Eric is probably 64 or 65 and possesses a nimble, curious mind. He seems perfectly content in a job that allows him to learn, 15 minutes at a time, from academics, students and the odd journalist riding in the back of his minivan. I shared my boilerplate on the future of news (we have to try lots of things, who knows what the industry’s going to look like, etc.) and then asked him for his take. I know when to shut up and listen. And I wasn’t disappointed.

Eric is an avid news consumer. He reads the Christian Science Monitor and listens to the BBC and NPR (which means he likes what he hears on his local radio station WUNC, and thinks of it all as NPR). He thought for a moment and said, “I like NPR, and if anything I want more of it.” More of what? I asked. Well, you know, he said, “What I find exciting is I guess what you’d call interactivity.” He found it amazing that people like himself, average people who know things, are now able to share with a wider audience.

In this environment, if the media don’t open up, he said (and I paraphrase), there’s a tendency to feel like you’re the smartest one in the room, and that nobody else has anything to offer. Right on.
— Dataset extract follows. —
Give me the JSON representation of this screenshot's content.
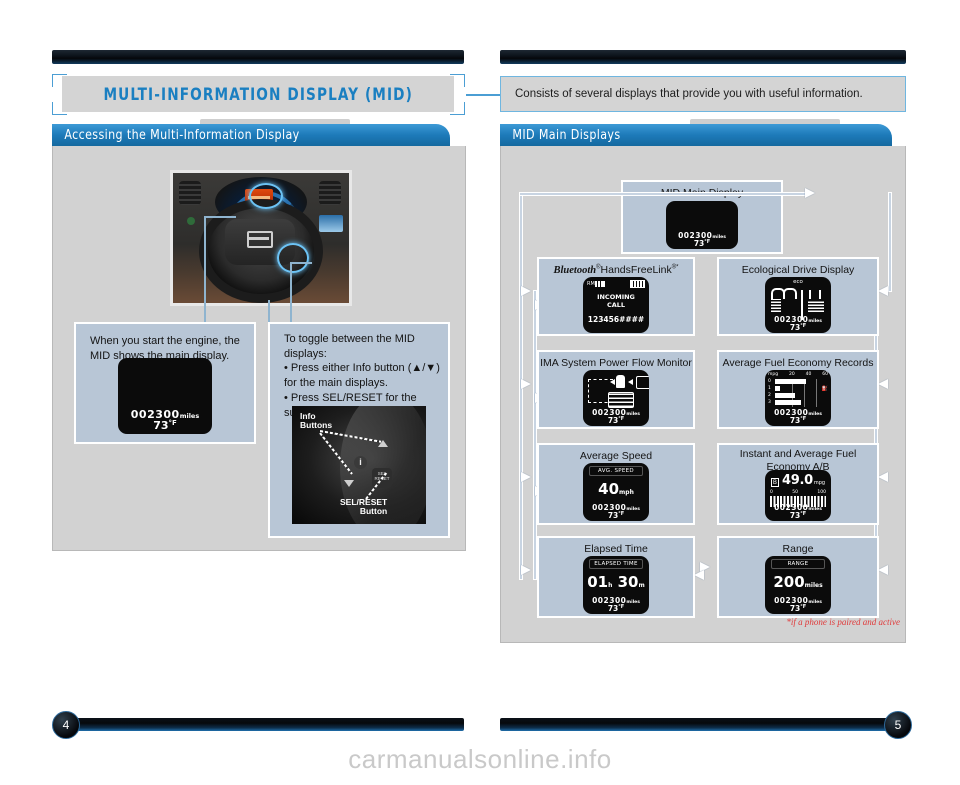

In simple, homespun logic Eric captured what I’ve seeking to express in five years of building the Public Insight Network, and a year at Stanford thinking about the next generation of that project. “What you’re doing,” he said, “is the only answer I’ve heard that could work.”

I’ve been to a dozen or more journalism conferences, each trying in its own way to address the changes rocking journalism. But not a single one of them has welcomed in the very people we are meant to be serving. People like Eric. So this week it’s my job to make sure Eric has a seat at the table.